From: Carlo Wood (carlo_at_[hidden])
Date: 2004-09-13 07:33:03
On Mon, Sep 13, 2004 at 12:55:54AM -0500, Aaron W. LaFramboise wrote:
> Carlo Wood wrote:
> >>3. User programs compiled for platform A, and linking with
> >> a shared versions of this library - do not need to be
> >> able to run on platform B (with same architecture)
> >> without recompilation.
> > I don't see any benefit in allowing any kind of binary
> > portability. Actually - I think that this is rather trivial
> > issue as I think that most of boost already enforces this.
> > It would restrict the design enormously and put unneccessary
> > strain on the efficiency of the implementation to maintain
> > an ABI interface for this library. Just added this topic
> > to make this clear once and for all ;).
> What do you mean by 'platform' and what do you mean by 'architecture'?
> Is this non-guarantee different from the usual non-guarantee of
> different compilers being binary incompatible?
I am afraid that this whole point is too trivial, I shouldn't
have added it: its not worth the confusion.

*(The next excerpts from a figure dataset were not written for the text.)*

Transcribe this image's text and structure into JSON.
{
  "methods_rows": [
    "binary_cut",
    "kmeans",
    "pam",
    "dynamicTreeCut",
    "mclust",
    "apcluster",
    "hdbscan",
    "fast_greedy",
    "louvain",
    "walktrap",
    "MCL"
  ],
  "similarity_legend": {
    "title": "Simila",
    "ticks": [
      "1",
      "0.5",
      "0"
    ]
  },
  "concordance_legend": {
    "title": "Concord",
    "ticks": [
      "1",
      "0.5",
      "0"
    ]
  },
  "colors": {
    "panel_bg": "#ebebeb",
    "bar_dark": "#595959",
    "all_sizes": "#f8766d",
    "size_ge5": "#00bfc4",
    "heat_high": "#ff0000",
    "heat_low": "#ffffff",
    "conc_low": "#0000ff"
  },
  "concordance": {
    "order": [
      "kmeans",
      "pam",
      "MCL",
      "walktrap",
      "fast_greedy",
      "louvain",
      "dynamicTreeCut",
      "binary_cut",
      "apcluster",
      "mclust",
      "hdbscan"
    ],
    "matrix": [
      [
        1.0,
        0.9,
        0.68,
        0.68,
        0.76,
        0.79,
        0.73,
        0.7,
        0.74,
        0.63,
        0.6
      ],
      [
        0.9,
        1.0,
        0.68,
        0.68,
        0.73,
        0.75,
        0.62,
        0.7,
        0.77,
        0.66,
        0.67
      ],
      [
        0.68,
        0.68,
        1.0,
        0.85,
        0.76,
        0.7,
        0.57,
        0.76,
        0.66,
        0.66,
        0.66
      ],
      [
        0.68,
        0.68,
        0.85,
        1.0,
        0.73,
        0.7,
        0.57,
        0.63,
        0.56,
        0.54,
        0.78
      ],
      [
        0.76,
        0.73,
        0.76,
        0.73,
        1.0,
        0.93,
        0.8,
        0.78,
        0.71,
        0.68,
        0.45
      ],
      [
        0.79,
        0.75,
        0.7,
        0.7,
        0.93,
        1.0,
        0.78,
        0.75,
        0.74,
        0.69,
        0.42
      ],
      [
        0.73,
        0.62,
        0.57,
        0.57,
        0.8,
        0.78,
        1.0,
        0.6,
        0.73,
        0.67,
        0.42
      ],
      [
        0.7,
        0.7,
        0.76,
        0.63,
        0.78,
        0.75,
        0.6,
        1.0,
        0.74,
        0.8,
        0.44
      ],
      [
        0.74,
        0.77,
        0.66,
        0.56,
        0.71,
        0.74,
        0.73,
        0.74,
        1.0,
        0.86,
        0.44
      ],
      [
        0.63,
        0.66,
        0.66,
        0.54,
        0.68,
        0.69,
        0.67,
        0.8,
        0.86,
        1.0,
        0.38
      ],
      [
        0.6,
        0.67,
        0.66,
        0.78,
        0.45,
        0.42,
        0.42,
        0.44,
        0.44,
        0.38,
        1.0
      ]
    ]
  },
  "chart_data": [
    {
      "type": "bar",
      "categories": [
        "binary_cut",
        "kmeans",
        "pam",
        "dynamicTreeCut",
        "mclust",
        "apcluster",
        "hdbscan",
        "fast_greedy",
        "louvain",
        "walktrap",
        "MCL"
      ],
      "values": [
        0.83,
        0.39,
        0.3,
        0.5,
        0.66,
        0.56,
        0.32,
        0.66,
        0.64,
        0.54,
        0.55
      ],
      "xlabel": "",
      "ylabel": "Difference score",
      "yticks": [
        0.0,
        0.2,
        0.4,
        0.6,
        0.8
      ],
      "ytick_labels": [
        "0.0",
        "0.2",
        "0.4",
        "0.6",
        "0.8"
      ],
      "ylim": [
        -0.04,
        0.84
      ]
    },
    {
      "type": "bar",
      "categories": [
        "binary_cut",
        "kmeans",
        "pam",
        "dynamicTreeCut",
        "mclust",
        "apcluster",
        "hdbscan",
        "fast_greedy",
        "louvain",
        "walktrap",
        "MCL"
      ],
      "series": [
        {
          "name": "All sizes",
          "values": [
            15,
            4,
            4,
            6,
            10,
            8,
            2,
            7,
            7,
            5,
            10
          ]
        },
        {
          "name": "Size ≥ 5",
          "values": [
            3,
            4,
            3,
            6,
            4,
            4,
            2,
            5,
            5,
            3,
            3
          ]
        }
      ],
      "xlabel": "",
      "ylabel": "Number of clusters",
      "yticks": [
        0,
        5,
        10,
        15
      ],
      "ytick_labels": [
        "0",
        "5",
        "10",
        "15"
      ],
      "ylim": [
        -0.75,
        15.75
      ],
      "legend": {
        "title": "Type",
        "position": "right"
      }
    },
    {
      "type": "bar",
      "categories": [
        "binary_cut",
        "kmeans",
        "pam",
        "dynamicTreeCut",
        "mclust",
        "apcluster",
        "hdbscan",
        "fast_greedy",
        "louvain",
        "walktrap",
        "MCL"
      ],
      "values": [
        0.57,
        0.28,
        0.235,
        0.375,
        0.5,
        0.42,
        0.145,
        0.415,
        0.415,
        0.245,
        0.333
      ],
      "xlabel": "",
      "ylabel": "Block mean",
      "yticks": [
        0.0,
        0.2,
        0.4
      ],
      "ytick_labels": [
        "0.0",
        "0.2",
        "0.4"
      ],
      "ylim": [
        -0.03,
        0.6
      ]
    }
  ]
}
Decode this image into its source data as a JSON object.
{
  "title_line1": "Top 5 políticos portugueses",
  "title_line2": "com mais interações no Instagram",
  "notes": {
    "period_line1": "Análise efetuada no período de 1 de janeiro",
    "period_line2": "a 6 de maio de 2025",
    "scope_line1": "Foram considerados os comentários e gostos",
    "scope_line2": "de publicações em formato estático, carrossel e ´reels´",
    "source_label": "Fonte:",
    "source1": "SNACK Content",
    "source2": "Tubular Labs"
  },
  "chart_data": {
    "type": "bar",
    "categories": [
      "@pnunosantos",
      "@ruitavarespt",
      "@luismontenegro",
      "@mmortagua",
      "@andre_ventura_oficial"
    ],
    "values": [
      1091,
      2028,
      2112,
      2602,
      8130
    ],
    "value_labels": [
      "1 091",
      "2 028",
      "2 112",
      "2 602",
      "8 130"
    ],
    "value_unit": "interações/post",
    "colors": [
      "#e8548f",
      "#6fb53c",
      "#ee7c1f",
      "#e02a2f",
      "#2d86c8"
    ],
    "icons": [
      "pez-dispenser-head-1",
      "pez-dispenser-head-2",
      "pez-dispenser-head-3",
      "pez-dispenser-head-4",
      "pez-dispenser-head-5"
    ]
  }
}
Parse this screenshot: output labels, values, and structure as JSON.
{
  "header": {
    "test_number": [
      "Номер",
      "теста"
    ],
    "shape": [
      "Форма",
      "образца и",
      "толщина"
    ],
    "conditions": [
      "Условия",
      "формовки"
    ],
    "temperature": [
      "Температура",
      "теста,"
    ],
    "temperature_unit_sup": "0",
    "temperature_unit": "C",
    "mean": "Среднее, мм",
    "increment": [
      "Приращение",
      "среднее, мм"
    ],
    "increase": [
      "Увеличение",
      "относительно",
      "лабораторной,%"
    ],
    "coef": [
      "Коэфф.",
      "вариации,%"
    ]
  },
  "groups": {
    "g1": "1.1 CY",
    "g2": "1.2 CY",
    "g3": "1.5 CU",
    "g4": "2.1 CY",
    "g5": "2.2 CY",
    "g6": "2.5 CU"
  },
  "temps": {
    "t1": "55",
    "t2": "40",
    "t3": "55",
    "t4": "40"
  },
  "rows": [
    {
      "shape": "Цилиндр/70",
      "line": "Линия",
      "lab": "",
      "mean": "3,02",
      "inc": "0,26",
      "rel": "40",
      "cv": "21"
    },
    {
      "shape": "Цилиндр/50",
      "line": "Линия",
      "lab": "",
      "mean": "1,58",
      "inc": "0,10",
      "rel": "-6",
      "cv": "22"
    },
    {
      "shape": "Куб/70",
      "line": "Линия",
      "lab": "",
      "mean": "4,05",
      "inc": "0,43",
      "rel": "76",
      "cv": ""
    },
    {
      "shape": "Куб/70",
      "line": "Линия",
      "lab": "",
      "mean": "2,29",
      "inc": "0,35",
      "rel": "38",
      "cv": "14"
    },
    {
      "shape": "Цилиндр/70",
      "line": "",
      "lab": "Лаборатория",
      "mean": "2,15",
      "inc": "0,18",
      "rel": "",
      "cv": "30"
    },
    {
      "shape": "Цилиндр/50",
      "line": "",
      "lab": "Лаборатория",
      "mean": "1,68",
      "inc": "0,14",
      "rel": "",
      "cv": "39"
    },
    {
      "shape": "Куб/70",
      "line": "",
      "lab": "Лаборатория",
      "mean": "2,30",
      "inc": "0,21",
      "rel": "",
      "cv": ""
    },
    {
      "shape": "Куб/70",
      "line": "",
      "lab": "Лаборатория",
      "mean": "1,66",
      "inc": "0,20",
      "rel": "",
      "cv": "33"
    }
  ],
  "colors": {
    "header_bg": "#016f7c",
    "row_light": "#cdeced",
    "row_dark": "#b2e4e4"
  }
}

What I am trying to say is that an application that uses
boost.muliplexor will need a total recompile on every platform
it is supposed to run on - not only a separate compile of the
multiplexor library - but a separate compile of the application
itself as well. There will be no way that any part is binary
Basically one could demand that a statically linked application
that runs on intel - but uses 'dlopen' to load the multiplexor
library - should be able to run on both linux and i386-solaris
without recompilation. Apart from that being a ridiculous
demand - I think it will be impossible to write the library in
such a way that this can be supported. I don't think its worth
the time to go into the reason for that observation ;).